カネヤマ果樹園 雑記帳<三代目のブログ>

 最近報道された考古学のニュースの中で、個人的にとても興味深い話題が幾つかありました。その何れもが最近の発掘成果ではなく、これまでの発掘品のDNA鑑定や放射性炭素での年代測定によるもの。謂わば、これまでの発掘成果が、最新テクノロジーを以って改めて科学的に裏付けされたことになります。

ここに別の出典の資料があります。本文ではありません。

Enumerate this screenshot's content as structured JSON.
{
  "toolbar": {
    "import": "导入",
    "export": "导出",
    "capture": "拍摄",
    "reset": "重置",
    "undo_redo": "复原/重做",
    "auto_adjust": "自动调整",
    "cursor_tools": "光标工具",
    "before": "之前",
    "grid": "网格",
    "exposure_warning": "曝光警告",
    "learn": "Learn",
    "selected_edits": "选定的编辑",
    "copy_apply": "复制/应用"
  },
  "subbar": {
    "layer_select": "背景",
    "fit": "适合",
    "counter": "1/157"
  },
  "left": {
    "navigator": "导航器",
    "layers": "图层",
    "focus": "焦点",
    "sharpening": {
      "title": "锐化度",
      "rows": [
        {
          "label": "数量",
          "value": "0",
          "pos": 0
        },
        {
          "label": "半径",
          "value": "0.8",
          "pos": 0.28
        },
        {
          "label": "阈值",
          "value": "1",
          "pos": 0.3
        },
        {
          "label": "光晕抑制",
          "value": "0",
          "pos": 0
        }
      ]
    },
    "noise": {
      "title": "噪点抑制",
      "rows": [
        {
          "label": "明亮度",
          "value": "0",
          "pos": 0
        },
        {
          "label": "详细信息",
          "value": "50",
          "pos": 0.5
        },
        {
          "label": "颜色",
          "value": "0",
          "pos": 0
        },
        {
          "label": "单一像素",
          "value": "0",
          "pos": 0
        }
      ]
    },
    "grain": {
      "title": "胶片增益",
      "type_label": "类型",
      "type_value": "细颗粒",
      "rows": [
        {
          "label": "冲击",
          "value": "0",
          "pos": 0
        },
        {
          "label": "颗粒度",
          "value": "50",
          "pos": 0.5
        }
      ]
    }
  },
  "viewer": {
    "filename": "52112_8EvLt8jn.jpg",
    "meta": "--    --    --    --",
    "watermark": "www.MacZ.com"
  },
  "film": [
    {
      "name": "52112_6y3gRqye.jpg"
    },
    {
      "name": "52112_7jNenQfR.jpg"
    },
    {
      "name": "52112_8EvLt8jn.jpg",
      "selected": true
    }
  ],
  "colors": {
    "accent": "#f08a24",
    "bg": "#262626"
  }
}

 先ず、日本人の血液をDNA鑑定し分析した結果、北海道のアイヌ人と沖縄の琉球人が近縁で、本土の日本人に一番近いのは韓国人であるという記事。
元々、日本列島には黒潮に乗って渡ってきた南方系の人々と、朝鮮半島などから渡ってきた北方系の人種の血が混じり合っているとか、遺跡から見つかる人骨の研究で、縄文人と弥生人の特徴が大きく異なることから、先住の狩猟民族であった縄文人(最近の発掘調査で縄文時代に既に農耕を営んでいた痕跡も見つかっていますが)を農耕民族の弥生人が定住し征服したとか、その後朝鮮半島経由で騎馬民族や鉄器など技術を持つ人々が渡来して古代国家を建設したとかいう学説が、これまでも唱えられて来ましたが、それを最新のDNA鑑定が裏付けたことになります(と簡単には断定は出来ないかもしれませんが)。
      
 古代ヤマト王朝の東征では、先住民を熊襲や蝦夷と呼んで、蔑視した“野蛮人”を制圧していく様が描かれていますし、地元安曇にも坂上田村麻呂が「(魏石鬼)八面大王」などの“鬼”を退治する英雄伝説が残されていますが、先住の縄文系の人たちを、次第に果てに追い遣り制圧していく、どれも勝者の書き残した支配者の歴史です。
実際に鑑定結果で、お互いが日本列島で一番離れた北海道と沖縄に似たDNAを持つ人々が残ったというのがそれを裏付けています。ただ、当然ですが、色んなルートから人が日本列島に渡って来て、違う人種を滅ぼしたというよりも、混血を繰り返していったという鑑定結果が、大陸の最果てにあるこの島国の位置付けを物語っていて、些かほっとしました。
因みに、私メは、シンガポール赴任中に韓国の人から韓国語で話しかけられたほどの、残念ながら弥生系。羨ましいですね、DNAには逆ら得ぬとはいえ、二重瞼で目がパッチリとした彫の深い人が・・・。沖縄からタレントやモデルが輩出されるのも道理ですね。

 続いて、愛媛県の縄文遺跡(上黒岩岩陰遺跡)から半世紀前に発掘された犬2頭の全身骨格を放射性炭素14による年代測定をした結果、縄文早期末から前期、7300~7200年前の骨と判断され、埋葬された犬としては国内最古の発掘例という報道がありました(発掘そのものは50年以上前で、最近某大学の資料室で半世紀振りに再発見されて年代測定したのだとか)。
古代から犬は人間と生活を共にしてきたと云われていますが、縄文初期の時代に、古代の人々も、一緒に狩をして生きるために戦ったであろう犬たちを大切に埋葬していたという事実に、ペット虐待の現代人が恥ずかしくなるような、そんな暖かな気持ちにさせられた、心和みつつ反省もさせられたニュースでした。